The supremacy battle between the United States (US) Congress and President Donald Trump, which resulted in government shutdown has taken tolls on visa applicants in Nigeria, as the country’s embassy in Abuja and Lagos have been closed.

Consequently, thousands of Nigerians missed their visa appointments as the embassy closed consular services indefinitely. Those who will be worst affected during the period of the closure are Nigerians who have applied for tourist, study, business, immigrant visas or any other travel documents.

In a Facebook post, monitored by LEADERSHIP, the US embassy said that the development was sequel to the government shutdown in the US.

The statement read: “Due to the current US government shutdown, the American centres located in the embassy, Abuja and Consulate-General, Lagos are unfortunately closed. They will re-open once the US government shutdown is resolved. Sorry for any inconvenience to our valued patrons.”

This shutdown is the third in 2018, and began at midnight EST on Saturday, December 22 with a House-passed continuing resolution to fund the United States Government awaiting a full floor vote in the Senate. The point of contention was the inclusion of $5.7 billion in funding for a border wall.

President Trump, who has immigration as one of his flagship campaigns is bent on building a wall on US-Mexico border to control illegal immigration and crime, but the legislative arm, recently taken control by the Democrats and Republican-led Senate had unanimously voted to decline the president’s request.

Analysts say that the shutdown might linger on because Nancy Pelosi, who is expected to clinch the House Speakership, is bent on the House position on the issue.

Trump had in a bid to attract US voters during his campaign boasted that he would make the Mexican government pay for the wall.

However, with the refusal of the Mexican government to fund the project, the president approached the US Congress to provide $5.7billion for funding the wall, which the Congress rejected.

On December 11, Trump held a televised meeting with speaker-designee (Pelosi) and Senate minority leader, Chuck Schumer, where he asked them to approve the funding of the border wall.

Upon their refusal, Trump declared: “I am proud to shut down the government for border security.  I will be the one to shut the government down. I’m not going to blame you for it  I will take the mantle. I will be the one to shut it down. Three days later, Politico reported that Trump was willing to sign a bill that delayed a government shutdown into 2019 and the new Congress.

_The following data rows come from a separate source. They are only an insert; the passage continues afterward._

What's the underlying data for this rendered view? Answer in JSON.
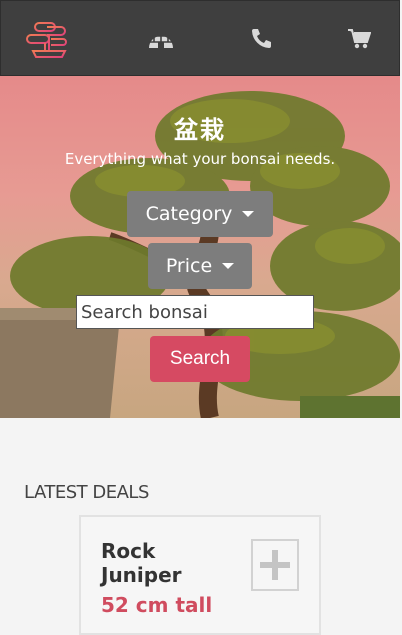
{
  "nav": {
    "icons": [
      "bonsai-logo-icon",
      "igloo-icon",
      "phone-icon",
      "cart-icon"
    ]
  },
  "hero": {
    "title": "盆栽",
    "subtitle": "Everything what your bonsai needs."
  },
  "filters": {
    "category_label": "Category",
    "price_label": "Price"
  },
  "search": {
    "placeholder": "Search bonsai",
    "value": "",
    "button_label": "Search"
  },
  "deals": {
    "section_title": "LATEST DEALS",
    "items": [
      {
        "name": "Rock Juniper",
        "size": "52 cm tall"
      }
    ]
  },
  "colors": {
    "topbar": "#3f3f3f",
    "accent": "#d64a62",
    "dropdown": "#7d7d7d",
    "price_text": "#d04c5f"
  }
}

On December 19, the Senate unanimously passed a continuing resolution, the Further Additional Continuing Appropriations Act, 2019, lasting until February 8, 2019.

Pelosi announced that House Democrats would support such a measure even in the wake of opposition from conservative Republicans. After increasing criticisms from conservative media, pundits and political figures, Trump made a U-turn and declared that he would not sign any funding bill which did not include border wall project.

In US politics, a government shutdown occurs when Congress fails to pass, or the president refuses to sign, appropriations legislation funding federal government operations and agencies. In this case, the current interpretation of the Anti-deficiency Act requires the federal government to begin a “shutdown” of the affected activities involving the furlough of non-essential personnel and curtailment of agency activities and services. Essential employees are still required to work without pay until the government reopens, including medical professionals in the Veterans Hospitals and TSA agents.

Since 1976, when the current budget and appropriations process were enacted, there have been 22 gaps in budget funding, 10 of which led to federal employees being furloughed. Prior to 1990, funding gaps did not always lead to government shutdowns, but since 1990 the practice has been to shut down the government for all funding gaps. Shutdowns have also occurred at the state, territorial, and local levels of government.